Following the 2008 financial crisis, inflation rates in advanced economies have been at odds with the prediction of a standard Phillips curve. This puzzle has triggered a debate on the global determinants of domestic prices. We contribute to this debate by investigating the impact of exchange rate shocks on consumer prices from 1995 to 2018. We focus on cost-push inflation through global value chains, using three sectoral world input-output datasets. Depending on countries, the absolute value of the elasticity of the household consumption expenditure (HCE hereafter) deflator to the exchange rate ranges from 0.05 to 0.35, confirming the importance of global value chains in channelling external shocks to domestic inflation. Using data from WIOD on a sample of 43 countries, we find that the mean output-weighted elasticity of the HCE deflator to the exchange rate increased in absolute value from 0.075 in 2000 to 0.094 in 2008. After peaking in 2008, it declined to 0.088 in 2014. World Input-Output tables (WIOT hereafter) are released with a lag of several years and the latest WIOT dates back to 2015. To fill this gap, we approximate the impact of an exchange rate shock on the HCE deflator from 2016 onwards using up-to-date GDP and trade data. Our extrapolations suggest that the decline in the elasticity of the HCE deflator continued until 2016, before reversing in 2017 and 2018. Our findings are robust to using three different datasets.
Following the 2008 financial crisis, inflation rates in advanced economies have been a puzzle. The apparent disconnection between inflation and its traditional domestic drivers triggered a debate on the potential growing role of global determinants. We contribute to this debate by investigating the impact of global value chains on inflation dynamics over the past twenty years on a sample of 43 economies.

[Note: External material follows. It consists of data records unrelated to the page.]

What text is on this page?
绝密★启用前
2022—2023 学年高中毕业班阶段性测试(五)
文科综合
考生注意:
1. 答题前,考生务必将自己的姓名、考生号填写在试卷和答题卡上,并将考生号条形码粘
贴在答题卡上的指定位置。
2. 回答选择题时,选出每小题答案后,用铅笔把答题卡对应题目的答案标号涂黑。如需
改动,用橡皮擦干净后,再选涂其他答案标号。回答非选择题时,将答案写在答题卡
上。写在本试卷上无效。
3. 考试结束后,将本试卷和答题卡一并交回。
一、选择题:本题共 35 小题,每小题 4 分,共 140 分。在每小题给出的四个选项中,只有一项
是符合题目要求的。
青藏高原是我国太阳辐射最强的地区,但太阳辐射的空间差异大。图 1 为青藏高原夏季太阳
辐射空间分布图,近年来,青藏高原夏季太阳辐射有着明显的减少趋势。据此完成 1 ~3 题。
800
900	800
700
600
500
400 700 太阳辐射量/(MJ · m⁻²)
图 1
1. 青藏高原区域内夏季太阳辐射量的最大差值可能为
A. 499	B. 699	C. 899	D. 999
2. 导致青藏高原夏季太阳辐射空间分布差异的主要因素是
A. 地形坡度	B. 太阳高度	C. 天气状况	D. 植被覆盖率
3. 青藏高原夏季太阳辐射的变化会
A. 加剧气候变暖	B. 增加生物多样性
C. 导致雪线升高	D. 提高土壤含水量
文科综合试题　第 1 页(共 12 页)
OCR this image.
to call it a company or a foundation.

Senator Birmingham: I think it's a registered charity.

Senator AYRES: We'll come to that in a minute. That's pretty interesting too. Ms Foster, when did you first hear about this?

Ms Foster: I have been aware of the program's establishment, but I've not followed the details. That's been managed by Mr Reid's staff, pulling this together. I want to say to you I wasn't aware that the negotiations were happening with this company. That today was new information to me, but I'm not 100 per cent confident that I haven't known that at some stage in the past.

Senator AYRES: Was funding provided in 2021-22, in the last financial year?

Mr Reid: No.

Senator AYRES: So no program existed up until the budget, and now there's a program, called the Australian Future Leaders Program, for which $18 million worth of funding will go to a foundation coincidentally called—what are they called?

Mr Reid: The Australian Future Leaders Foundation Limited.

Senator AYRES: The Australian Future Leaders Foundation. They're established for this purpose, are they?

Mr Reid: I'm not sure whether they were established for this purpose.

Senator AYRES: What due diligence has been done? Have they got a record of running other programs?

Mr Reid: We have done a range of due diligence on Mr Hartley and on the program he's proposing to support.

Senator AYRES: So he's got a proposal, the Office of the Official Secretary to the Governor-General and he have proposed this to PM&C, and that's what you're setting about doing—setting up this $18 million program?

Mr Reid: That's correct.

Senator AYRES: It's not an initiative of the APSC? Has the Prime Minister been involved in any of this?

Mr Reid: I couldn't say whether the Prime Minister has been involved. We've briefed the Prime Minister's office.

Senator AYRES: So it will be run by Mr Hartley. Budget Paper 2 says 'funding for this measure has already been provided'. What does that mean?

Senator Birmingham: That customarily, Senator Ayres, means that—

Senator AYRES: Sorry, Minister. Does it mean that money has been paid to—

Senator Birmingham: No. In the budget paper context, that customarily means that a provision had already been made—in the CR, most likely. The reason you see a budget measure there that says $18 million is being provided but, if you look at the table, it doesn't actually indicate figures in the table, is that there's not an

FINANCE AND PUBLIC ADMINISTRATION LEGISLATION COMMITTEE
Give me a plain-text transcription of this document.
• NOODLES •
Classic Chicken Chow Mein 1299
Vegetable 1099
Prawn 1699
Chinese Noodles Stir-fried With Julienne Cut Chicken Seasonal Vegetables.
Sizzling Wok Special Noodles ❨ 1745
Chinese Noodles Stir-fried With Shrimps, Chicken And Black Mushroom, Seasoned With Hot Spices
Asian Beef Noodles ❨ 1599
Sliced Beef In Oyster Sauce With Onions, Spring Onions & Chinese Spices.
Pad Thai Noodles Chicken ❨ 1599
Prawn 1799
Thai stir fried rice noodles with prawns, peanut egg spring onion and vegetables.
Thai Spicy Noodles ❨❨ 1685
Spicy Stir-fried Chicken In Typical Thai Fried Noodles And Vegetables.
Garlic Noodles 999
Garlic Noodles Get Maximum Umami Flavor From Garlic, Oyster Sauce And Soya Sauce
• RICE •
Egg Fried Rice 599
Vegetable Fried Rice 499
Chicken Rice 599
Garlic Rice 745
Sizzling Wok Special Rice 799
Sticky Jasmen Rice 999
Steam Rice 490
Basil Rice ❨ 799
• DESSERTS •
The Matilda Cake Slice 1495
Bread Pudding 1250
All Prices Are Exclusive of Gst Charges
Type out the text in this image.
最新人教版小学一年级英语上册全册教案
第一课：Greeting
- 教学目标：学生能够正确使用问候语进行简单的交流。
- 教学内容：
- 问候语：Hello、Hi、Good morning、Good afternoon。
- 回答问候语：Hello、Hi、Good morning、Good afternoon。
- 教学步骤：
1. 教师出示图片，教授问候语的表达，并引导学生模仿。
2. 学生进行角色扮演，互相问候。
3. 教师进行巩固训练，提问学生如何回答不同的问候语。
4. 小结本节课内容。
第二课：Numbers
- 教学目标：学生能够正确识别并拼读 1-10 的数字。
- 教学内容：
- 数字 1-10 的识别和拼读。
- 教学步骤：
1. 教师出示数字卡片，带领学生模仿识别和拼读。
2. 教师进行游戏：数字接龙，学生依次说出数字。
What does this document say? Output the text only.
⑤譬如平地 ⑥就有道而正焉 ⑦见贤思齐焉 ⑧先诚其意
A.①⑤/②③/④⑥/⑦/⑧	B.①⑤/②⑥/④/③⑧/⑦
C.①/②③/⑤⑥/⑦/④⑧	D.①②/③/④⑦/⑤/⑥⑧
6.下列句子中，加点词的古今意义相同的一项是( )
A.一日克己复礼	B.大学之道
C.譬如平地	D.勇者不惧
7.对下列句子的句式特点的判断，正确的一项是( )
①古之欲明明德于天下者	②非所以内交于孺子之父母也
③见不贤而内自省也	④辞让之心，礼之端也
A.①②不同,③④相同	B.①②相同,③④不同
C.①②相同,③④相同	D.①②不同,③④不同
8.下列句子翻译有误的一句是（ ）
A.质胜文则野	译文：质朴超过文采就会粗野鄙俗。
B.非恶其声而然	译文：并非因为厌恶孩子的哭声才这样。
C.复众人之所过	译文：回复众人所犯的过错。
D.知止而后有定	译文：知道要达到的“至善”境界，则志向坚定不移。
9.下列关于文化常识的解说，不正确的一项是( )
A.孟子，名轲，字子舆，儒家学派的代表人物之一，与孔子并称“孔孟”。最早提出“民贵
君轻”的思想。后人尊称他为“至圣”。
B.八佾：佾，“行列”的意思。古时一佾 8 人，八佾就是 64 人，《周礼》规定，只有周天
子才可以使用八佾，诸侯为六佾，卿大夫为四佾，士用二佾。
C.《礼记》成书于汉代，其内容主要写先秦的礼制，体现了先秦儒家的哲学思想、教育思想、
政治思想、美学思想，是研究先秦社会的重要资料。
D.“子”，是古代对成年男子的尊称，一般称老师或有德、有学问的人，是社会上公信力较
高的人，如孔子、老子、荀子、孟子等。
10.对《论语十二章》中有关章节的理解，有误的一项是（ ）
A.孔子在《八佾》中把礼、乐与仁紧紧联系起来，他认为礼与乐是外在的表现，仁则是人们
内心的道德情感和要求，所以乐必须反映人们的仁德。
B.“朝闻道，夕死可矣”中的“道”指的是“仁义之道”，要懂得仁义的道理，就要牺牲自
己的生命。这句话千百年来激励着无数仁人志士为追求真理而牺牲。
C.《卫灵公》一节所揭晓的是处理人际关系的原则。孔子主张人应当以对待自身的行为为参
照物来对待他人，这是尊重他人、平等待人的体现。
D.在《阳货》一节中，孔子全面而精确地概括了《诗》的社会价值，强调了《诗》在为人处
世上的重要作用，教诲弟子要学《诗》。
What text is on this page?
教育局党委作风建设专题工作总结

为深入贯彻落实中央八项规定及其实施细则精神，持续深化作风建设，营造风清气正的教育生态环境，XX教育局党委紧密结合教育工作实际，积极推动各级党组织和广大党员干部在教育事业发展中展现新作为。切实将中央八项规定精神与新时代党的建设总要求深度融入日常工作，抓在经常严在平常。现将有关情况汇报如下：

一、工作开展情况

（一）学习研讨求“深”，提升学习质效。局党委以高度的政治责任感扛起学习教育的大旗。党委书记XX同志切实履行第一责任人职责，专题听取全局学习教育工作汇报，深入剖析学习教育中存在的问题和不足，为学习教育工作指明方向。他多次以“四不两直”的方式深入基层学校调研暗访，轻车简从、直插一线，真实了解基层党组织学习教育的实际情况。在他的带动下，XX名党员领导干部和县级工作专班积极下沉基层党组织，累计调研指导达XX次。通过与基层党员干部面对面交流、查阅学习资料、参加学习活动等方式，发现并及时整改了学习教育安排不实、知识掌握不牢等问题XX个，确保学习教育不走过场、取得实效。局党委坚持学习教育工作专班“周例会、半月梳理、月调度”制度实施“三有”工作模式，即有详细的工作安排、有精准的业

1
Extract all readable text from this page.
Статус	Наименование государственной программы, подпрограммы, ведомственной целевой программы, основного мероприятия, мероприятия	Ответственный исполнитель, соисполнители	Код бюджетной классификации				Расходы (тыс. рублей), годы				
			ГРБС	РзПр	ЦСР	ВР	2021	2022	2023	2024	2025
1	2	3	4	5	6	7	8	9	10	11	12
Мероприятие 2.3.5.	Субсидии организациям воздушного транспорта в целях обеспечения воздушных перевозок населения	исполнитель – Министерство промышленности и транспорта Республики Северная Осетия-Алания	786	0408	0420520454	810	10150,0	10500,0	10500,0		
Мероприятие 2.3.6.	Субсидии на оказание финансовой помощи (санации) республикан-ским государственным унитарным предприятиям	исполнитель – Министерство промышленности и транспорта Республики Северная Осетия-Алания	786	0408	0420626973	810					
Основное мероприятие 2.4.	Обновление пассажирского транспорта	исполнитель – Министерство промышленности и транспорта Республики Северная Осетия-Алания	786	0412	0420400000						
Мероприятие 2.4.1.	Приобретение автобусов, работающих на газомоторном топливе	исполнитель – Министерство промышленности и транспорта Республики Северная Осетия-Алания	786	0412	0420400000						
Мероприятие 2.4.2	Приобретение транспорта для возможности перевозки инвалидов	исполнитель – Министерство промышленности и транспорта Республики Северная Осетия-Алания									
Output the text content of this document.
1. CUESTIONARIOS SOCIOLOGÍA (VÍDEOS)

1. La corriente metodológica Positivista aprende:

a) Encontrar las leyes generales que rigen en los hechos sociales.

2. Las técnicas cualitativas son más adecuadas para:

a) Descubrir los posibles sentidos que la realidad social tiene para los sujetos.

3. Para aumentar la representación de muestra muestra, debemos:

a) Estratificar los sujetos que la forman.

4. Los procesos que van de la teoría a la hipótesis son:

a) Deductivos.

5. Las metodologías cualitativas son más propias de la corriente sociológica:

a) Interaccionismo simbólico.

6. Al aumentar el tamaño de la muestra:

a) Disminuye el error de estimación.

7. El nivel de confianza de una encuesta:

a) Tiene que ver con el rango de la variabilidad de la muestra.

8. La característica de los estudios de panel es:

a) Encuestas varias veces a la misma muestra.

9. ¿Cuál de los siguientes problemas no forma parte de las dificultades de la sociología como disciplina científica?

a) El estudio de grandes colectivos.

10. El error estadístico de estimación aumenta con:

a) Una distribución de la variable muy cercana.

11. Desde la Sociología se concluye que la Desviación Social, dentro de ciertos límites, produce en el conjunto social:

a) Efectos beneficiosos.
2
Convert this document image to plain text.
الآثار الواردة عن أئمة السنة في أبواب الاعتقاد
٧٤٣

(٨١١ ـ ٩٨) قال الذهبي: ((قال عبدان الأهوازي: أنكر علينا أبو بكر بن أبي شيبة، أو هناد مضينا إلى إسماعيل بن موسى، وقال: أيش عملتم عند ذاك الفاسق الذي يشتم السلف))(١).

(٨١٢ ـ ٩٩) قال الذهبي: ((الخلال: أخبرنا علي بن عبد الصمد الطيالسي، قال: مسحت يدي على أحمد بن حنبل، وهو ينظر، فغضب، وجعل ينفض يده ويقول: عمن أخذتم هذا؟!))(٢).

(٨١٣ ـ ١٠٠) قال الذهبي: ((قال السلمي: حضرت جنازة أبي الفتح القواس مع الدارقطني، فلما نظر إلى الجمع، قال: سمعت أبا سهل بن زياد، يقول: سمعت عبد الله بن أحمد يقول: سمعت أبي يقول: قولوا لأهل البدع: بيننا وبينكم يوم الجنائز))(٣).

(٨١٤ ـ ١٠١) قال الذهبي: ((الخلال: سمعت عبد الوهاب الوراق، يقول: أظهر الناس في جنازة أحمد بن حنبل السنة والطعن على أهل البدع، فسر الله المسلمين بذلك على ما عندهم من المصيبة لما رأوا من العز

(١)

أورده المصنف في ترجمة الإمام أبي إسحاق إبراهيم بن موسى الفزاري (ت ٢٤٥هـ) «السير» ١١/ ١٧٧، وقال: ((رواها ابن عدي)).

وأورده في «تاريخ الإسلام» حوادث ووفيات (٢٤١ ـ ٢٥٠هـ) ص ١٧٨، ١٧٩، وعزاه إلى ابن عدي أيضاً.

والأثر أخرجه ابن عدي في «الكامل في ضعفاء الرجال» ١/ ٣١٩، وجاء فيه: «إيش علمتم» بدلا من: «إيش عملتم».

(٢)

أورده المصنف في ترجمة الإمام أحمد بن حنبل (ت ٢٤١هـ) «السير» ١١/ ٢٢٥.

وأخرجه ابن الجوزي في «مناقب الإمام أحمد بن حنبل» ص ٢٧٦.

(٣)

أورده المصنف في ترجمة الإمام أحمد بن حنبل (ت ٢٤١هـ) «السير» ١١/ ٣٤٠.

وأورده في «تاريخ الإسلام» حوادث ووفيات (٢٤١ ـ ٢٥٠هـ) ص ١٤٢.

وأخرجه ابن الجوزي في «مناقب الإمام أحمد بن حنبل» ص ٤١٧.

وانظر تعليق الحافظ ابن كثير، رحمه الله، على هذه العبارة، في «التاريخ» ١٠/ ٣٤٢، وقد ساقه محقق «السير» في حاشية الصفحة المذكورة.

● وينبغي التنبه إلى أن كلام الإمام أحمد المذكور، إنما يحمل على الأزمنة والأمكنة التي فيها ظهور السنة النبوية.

Participation in global value chains strengthens cross-country linkages via trade in intermediate inputs. When value chains are global, fluctuations in exchange rates affect household consumption expenditure deflator (HCE hereafter).
Assuming a Cobb-Douglas production framework where firms follow a simple cost-minimising behaviour, we compute the partial-equilibrium effects of an exchange rate shock on consumer prices. We use world input-output tables covering twenty years of data (from 1995 to 2015). We analyse the impact of exchange rate shocks on the main components of consumer prices and on the prices of imported and domestic final goods. We confirm the importance of global value chains in explaining inflation dynamics. We find that the elasticity of the HCE to exchange rate shocks ranges from 0.05 to 0.35, depending on the openness rate of each economy. In the euro area, the elasticity of the HCE deflator to changes in the euro exchange rate ranges from 0.07 to 0.18.
We show that the direct impact (through imported final goods) and domestic input-output linkages (i.e. domestic final goods produced using foreign inputs) account for most of the propagation of an exchange rate shock to domestic prices. First-round effects explain three-quarters of the propagation of exchange rate shocks to domestic prices. By contrast, we find a limited role for the second-round effects, i.e. the additional transmission of lower domestic input prices. Domestic core inflation (defined as inflation excluding food and energy) accounts for a significant share of the total elasticity, mainly reflecting the weight of domestic services and non-energy industrial goods in total consumption.
The construction of World Input-Output tables (WIOT hereafter) is data-demanding and WIOTs are typically released with a lag of several years (2015 at the time of writing). To address this gap, we show it is possible to exploit more up-to-date GDP and trade data to approximate the impact of an exchange rate shock on the HCE deflator for recent years. We analyse time variation in the elasticities over the past two decades. On our sample of 43 countries, the mean output-weighted elasticity of the HCE deflator to exchange rate shocks increased from 0.08 in 2000 to 0.09 in 2008. The elasticity declined in subsequent years. Extrapolations suggest that this decline was reversed in 2017 and 2018 (see figure).